Diversification is a word that seems to get tossed around a lot in conversations around savings and investment. We hear it often, but what does it mean?
Put simply, diversification is a risk management strategy that mixes a variety of investments within a portfolio. Through having different kinds of assets in a portfolio, the goal is to obtain higher long-term returns and lower the risk of any sole holding. Essentially, you are hedging your bets.
By smoothing out the risk of each investment within your portfolio, you’re aiming to neutralise the negative performance of some investments with the positive performance of others. Though your investments will only benefit when the different investments are not perfectly correlated, you want them to respond differently, often in opposition to one another, to market influences.
One drawback to be aware of, though, is that by limiting portfolio risk through diversification, you could potentially be mitigating performance in the short term.
Types of investment
Most fund managers and advisers diversify investments across asset classes and determine what percentage of the portfolio to allocate to each. Such asset classes include:
Stocks – shares or equity in a publicly traded company.
Fixed-interest securities – also known as bonds, fixed-interest securities represent a loan made by an investor or a borrower and are often used by companies, states and sovereign governments to finance various projects.
Real estate – buildings, land, natural resources, agriculture, livestock and water or mineral deposits.
Commodities – basic goods necessary for the production of other products or services.
Cash and short-term cash equivalents – savings, cash ISAs, savings bonds and premium bonds.
How do you make the most of it?
The unfortunate nature of investment is that all winning streaks end. It’s human nature to be drawn to winners and avoid losers. But investing is much more fluid, with no particular investment reigning as champion for long. By investing only in what’s doing well currently, you might miss out on any rising stars beginning their ascent to success. You may want to jump from top performer to top performer, however more often than not, the best gains will have been and gone by the time you invest. You may even be investing prior to the asset reducing in return.
In an ideal world, you’d get high returns from your savings and investments with no risk. However, reality dictates that there must be a trade-off – high risk often leads to higher returns.
Though it is sensible to hold part of your assets in low-risk investments, such as Cash ISAs, some see value in investigating more high risk investments in order to acquire those lucrative higher returns. However, you need to make sure that you’d be happy with running the risk of making a loss.
A general rule of thumb is that the older you are, the less you’ll want to expose your investments to market risk – meaning that diversifying into more low risk investments may be the ideal approach for you in order to keep your investments secure.
There are also many ways to diversify within a single kind of investment.
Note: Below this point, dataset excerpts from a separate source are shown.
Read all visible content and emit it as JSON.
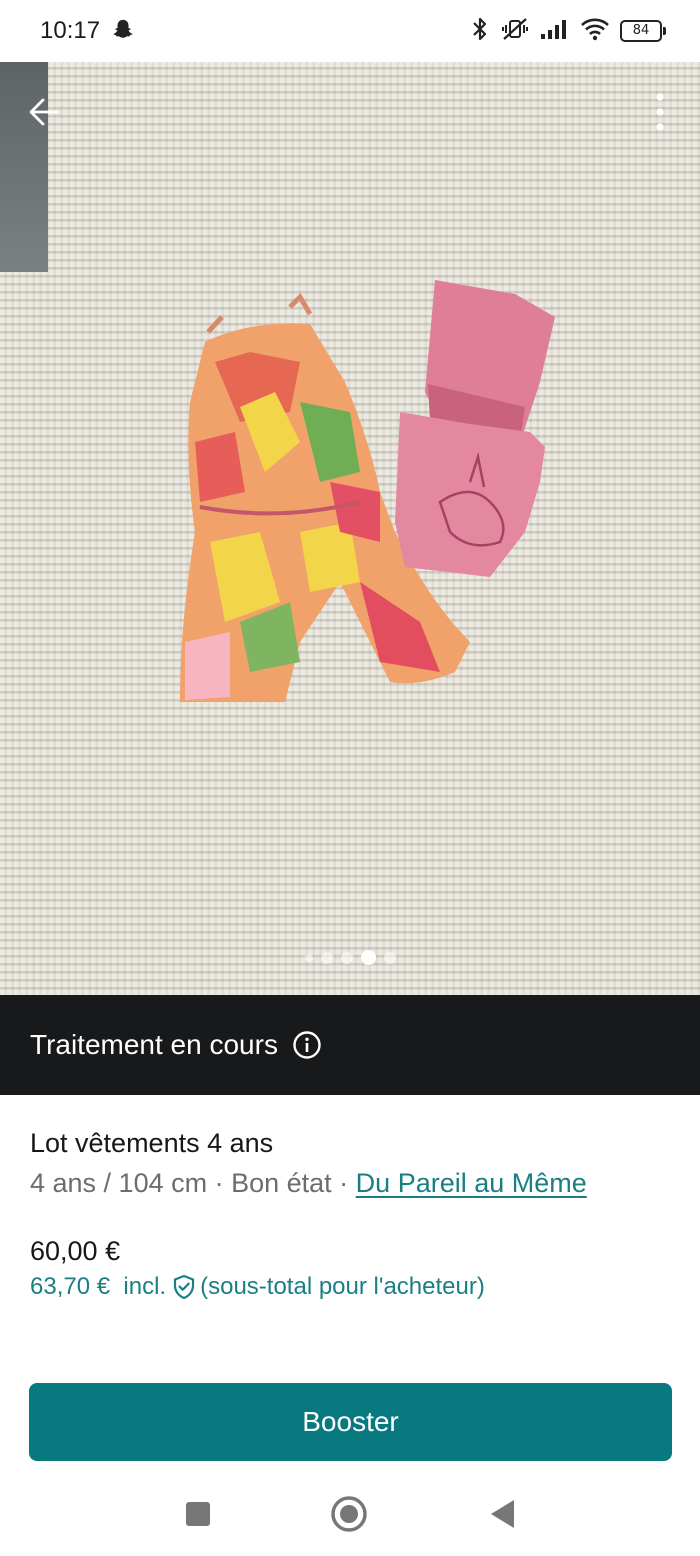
{
  "status_bar": {
    "time": "10:17",
    "notification_icon": "snapchat-ghost-icon",
    "battery": "84"
  },
  "photo": {
    "description_icons": [
      "back-arrow-icon",
      "more-vertical-icon"
    ],
    "carousel": {
      "total": 5,
      "active_index": 3
    }
  },
  "processing_banner": {
    "text": "Traitement en cours"
  },
  "item": {
    "title": "Lot vêtements 4 ans",
    "meta_prefix": "4 ans / 104 cm · Bon état · ",
    "brand": "Du Pareil au Même",
    "price": "60,00 €",
    "buyer_price": "63,70 €",
    "buyer_incl": "incl.",
    "buyer_note": "(sous-total pour l'acheteur)"
  },
  "actions": {
    "booster_label": "Booster"
  },
  "colors": {
    "accent": "#087a7f",
    "link": "#1a7f83",
    "banner_bg": "#17191a"
  }
}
For example, with shares, you can spread your investments between large and small companies, UK and overseas markets and within different sectors like technology, financials or raw materials.
Finally, remember that the value of investments, and the income from them, may fall or rise and you might get back less than you invested. Always proceed with caution – diversification helps mitigate the risks but won’t remove them entirely.
THE VALUE OF INVESTMENTS AND INCOME FROM THEM MAY GO DOWN. YOU MAY NOT GET BACK THE ORIGINAL AMOUNT INVESTED. PAST PERFORMANCE IS NOT A RELIABLE INDICATOR OF FUTURE PERFORMANCE.